LEI CAROLINA DIEKMANN
A Lei 12.737 de 30 de novembro de 2012, dispõe sobre a tipificação dos delitos informáticos, alterando o Código penal brasileiro, acrescentando os artigos 154-A e 154 B. Essa lei ficou conhecida como a Lei Carolina Diekmann, pois a atriz global teve seu computador invadido com a finalidade de exposição de fotos íntimas na internet.
Segundo Rogério Greco, A conduta do agente, ou seja, o ato de invadir dispositivo informático alheio, conectado ou não à rede de computadores, deve ter sido levada a efeito com o fim de obter, adulterar ou destruir dados ou informações sem autorização expressa ou tácita do titular do dispositivo. Assim, não é a simples invasão, pela invasão, que importa na prática da infração penal tipificada no caput do art. 154-A do diploma repressivo, mas sim aquela que possui uma finalidade especial, ou seja, aquilo que denominamos especial fim de agir, que consiste na obtenção, adulteração ou destruição de dados ou informações sem a autorização expressa ou tácita do titular do dispositivo. Obter tem o significado de adquirir, alcançar o que desejava, conseguir; adulterar diz respeito a alterar, estragar, modificar o conteúdo, corromper; destruir quer dizer aniquilar, fazer desaparecer, arruinar.

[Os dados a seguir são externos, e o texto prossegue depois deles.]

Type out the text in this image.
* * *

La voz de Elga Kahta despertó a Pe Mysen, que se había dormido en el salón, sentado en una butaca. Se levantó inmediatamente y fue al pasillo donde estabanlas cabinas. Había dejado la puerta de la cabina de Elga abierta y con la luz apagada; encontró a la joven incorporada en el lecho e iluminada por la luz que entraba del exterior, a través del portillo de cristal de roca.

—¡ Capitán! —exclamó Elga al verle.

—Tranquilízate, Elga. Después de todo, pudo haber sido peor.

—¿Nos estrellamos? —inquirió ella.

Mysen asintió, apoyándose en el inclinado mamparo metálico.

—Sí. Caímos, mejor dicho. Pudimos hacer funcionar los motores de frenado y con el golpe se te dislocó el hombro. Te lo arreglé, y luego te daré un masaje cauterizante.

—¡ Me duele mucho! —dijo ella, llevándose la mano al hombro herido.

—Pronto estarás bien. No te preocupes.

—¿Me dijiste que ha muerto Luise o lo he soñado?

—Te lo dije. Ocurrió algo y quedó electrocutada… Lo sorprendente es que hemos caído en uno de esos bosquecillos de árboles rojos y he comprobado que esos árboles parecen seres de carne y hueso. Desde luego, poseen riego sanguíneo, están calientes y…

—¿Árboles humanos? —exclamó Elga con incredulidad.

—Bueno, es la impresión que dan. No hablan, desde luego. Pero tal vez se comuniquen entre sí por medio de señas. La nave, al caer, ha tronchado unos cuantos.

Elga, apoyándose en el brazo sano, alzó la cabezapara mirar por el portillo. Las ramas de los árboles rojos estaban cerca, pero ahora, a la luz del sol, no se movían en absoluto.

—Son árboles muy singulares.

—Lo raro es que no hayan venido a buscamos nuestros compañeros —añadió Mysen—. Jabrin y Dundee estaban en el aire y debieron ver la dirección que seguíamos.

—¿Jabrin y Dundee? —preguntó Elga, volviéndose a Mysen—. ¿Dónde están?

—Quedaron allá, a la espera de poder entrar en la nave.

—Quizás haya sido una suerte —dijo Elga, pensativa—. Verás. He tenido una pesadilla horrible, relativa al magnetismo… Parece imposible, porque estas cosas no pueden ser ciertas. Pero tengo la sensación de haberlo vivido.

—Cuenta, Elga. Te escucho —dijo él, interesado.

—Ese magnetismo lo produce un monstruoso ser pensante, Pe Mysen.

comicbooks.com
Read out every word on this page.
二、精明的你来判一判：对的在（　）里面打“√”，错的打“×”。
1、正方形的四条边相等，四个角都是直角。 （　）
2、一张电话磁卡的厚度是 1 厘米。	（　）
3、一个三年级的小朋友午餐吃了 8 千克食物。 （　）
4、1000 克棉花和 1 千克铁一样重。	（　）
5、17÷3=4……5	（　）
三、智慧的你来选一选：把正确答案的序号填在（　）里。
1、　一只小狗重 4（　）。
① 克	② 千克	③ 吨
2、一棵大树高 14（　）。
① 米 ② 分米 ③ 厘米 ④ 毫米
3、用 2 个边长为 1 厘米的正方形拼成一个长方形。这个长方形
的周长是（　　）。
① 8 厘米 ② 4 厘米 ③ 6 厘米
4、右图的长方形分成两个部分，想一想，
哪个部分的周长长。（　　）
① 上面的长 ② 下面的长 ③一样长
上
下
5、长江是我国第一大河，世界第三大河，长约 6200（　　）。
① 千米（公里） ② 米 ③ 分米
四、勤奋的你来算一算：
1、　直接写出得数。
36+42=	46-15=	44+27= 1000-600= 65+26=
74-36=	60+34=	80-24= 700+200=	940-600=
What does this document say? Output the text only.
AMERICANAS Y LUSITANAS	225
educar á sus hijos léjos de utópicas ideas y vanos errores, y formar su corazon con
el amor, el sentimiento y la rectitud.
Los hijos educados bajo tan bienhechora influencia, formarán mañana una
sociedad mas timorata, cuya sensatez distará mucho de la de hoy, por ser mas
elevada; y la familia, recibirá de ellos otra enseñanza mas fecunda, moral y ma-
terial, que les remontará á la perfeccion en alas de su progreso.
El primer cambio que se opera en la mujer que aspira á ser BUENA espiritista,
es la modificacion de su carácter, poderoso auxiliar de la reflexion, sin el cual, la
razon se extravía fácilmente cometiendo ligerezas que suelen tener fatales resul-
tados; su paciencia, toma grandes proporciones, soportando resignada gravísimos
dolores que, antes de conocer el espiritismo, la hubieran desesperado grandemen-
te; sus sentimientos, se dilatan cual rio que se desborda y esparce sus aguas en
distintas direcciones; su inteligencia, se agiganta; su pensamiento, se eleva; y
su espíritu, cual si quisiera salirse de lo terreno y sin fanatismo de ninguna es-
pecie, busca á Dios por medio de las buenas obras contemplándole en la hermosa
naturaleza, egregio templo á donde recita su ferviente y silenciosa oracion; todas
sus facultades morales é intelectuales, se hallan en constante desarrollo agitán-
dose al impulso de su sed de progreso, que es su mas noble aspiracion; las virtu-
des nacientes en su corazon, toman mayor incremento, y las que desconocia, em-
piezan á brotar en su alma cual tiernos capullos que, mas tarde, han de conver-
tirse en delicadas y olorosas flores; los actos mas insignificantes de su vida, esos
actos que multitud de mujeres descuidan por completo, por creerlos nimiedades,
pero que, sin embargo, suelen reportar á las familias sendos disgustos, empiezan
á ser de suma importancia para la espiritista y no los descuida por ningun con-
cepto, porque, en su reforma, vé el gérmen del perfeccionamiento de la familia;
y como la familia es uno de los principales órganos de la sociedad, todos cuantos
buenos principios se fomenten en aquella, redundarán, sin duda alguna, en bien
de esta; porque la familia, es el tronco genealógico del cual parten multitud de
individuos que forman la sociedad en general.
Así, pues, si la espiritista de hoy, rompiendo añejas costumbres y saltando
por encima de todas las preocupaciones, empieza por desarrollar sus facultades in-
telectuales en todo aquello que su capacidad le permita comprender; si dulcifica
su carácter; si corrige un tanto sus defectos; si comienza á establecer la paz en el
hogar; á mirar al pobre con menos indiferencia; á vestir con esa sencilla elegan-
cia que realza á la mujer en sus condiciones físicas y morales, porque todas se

Tanto a obtenção quanto a adulteração e a destruição de dados ou informações devem ser levadas a efeito sem a autorização expressa ou tácita do titular do dispositivo. (GRECO, 2022)
Nas palavras do professor Rogério Sanches, o objeto jurídico do crime, como se percebe, é a privacidade individual e/ou profissional, resguardada (armazenada) em dispositivo informático, desdobramento lógico do direito fundamental assegurado no art. 5º, X, CF/88: “ São invioláveis a intimidade, a vida privada, a honra e a imagem das pessoas, assegurando o direito de indenização pelo material ou moral decorrente de sua violação”. (SANCHES, 2020)
Por dispositivo informático entende-se qualquer aparelho (instrumento eletrônico) com capacidade de armazenar e processar automaticamente informações/programas (notebook, netbook, tablet, ipad, iphone, smartphone, pendrive, etc). Importante observar ser indiferente o fato de o dispositivo estar ou não conectado à rede interna ou externa de computadores (intranet ou internet). (SANCHES,2020)
Eis o artigo incluído no Código Penal pela Lei Carolina Diekmann:
Art. 154-A. Invadir dispositivo informático de uso alheio, conectado ou não à rede de computadores, com o fim de obter, adulterar ou destruir dados ou informações sem autorização expressa ou tácita do usuário do dispositivo ou de instalar vulnerabilidades para obter vantagem ilícita:
(Redação dada pela Lei n. 14.155, de 2021)
Pena – reclusão, de 1 (um) a 4 (quatro) anos, e multa.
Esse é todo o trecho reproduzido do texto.